Reid, M (ed) (1997) Spike Lee’s Do The Right Thing, Cambridge,
- Whitley, Z (2011) Dressing Viciously: Hip-Hop music, fashion and cultural crossover
Adamson, Pavitt (eds) (2011) Postmodernism. Style and Subversion 1970-1990. V&A publishing, London
Introduction to Subcultures, objects and identity – key concepts
Extracts from ;
Clarke, S; Hall, S; Jefferson, T; Roberts, B (1975) Subcultures, Cultures and Class
Gleder, K; Thornton, S (eds) (1997) The Subcultures Reader, Routledge, London pp100-111
I have been looking at the subculture of hip hop and how the style re-signifies objects and dress, intensifies/ exaggerates a meaning and how recycling is used.
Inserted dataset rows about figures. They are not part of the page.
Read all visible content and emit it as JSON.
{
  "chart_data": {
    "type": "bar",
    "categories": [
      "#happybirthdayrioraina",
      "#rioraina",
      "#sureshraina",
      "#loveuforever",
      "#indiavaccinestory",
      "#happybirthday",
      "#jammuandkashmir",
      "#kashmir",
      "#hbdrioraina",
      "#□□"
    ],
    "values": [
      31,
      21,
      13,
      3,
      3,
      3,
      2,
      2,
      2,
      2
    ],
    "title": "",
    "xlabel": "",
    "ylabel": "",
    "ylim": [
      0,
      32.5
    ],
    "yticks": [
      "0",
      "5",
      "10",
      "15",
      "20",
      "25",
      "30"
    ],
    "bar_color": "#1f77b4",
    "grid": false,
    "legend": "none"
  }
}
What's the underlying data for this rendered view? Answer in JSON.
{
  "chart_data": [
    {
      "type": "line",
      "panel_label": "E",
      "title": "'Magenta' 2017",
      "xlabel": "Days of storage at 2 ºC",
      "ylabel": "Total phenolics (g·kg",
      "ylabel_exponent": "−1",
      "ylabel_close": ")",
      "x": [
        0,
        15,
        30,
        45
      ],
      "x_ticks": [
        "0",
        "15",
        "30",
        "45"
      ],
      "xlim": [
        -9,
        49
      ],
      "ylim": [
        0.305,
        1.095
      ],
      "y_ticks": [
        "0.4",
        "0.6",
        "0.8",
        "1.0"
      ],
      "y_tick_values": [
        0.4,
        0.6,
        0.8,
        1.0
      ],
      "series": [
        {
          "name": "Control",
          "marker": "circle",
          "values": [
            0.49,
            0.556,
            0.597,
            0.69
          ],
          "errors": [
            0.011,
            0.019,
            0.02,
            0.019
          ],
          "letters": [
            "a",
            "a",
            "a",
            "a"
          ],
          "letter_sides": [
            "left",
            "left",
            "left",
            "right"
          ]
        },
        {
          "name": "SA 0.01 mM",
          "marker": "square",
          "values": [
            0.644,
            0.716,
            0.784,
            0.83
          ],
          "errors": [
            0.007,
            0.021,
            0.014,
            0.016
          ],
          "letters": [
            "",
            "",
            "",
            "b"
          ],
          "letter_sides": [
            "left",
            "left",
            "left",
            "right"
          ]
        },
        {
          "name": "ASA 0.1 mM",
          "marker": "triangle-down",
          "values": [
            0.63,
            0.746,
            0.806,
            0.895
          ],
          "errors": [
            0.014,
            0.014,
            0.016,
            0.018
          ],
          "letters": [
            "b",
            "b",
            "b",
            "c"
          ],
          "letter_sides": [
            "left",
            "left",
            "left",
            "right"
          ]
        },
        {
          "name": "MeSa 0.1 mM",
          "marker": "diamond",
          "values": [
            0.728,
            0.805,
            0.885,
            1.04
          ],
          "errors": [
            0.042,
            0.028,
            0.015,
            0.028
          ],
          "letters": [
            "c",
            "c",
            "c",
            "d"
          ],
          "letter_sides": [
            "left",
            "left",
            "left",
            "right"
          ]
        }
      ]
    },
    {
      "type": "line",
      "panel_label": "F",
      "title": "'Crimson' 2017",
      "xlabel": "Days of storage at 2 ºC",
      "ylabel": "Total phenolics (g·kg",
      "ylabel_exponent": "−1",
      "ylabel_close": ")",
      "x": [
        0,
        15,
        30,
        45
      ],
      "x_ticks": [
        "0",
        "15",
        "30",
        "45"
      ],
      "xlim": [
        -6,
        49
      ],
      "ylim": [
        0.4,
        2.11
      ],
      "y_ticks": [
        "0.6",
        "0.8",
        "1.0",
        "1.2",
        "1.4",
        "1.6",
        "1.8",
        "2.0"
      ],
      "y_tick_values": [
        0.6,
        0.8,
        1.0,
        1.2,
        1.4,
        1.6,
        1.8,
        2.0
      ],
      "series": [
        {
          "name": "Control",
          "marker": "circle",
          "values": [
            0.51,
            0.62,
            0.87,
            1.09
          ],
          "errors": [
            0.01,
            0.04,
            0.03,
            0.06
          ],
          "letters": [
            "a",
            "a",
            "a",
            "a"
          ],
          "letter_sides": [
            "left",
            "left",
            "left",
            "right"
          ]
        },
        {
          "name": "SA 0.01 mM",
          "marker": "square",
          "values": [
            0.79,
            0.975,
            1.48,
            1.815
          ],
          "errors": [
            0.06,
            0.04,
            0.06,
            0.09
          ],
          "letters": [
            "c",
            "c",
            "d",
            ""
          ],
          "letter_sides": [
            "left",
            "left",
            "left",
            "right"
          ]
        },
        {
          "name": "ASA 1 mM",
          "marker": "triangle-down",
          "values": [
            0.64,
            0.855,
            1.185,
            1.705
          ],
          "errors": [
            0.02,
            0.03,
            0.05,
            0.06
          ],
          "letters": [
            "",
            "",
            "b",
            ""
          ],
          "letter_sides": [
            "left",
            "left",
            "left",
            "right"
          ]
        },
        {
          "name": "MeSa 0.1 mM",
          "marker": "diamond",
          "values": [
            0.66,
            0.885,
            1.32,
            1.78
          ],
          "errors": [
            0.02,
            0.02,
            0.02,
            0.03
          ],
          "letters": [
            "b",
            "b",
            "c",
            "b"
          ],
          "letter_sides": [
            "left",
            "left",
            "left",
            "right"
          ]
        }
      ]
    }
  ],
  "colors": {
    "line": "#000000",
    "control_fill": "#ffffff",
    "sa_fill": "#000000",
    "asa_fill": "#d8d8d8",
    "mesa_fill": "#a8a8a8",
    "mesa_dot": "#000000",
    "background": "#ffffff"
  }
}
The Hip Hop scene began in the areas of poverty in New York. It was synonymous with a black race identity. Graffiti was a huge part of the scene and the behaviour. Graffiti is illegal, however, Hip Hop used it as part of their identity, like an activist message. In this constellation lesson, I also learnt about afrocentrism and the fusion between afrocentrism and hip hop.
Run DMC are a perfect example of hip hop style.
An example of the fusion between afrocentrism and hip hop is Salt ‘n’ Pepa.
How Can the Subculture Hip Hop Link to My Practice?
- Can be in influenced from anywhere.
- Both Goth and Hip Hop take and borrow objects from the past or from other cultures (e.g.- Afrocentrism) and create new meanings (e.g.- Trilby hat).
- Both subcultures alter meanings and functions to things (e.g.- sportswear and jewellery).
- Afrocentrism was making pollitical statements swell as creating a fusion with the NYC cultures. It was not just about expressing yourself, it gave you a voice for your culture.
- I have start to see things differently, in depth analysis.
- Collage can work in look. Changing the meaning through a new context. Putting things that don’t belong, creating fusions (e.g.- African culture and American culture.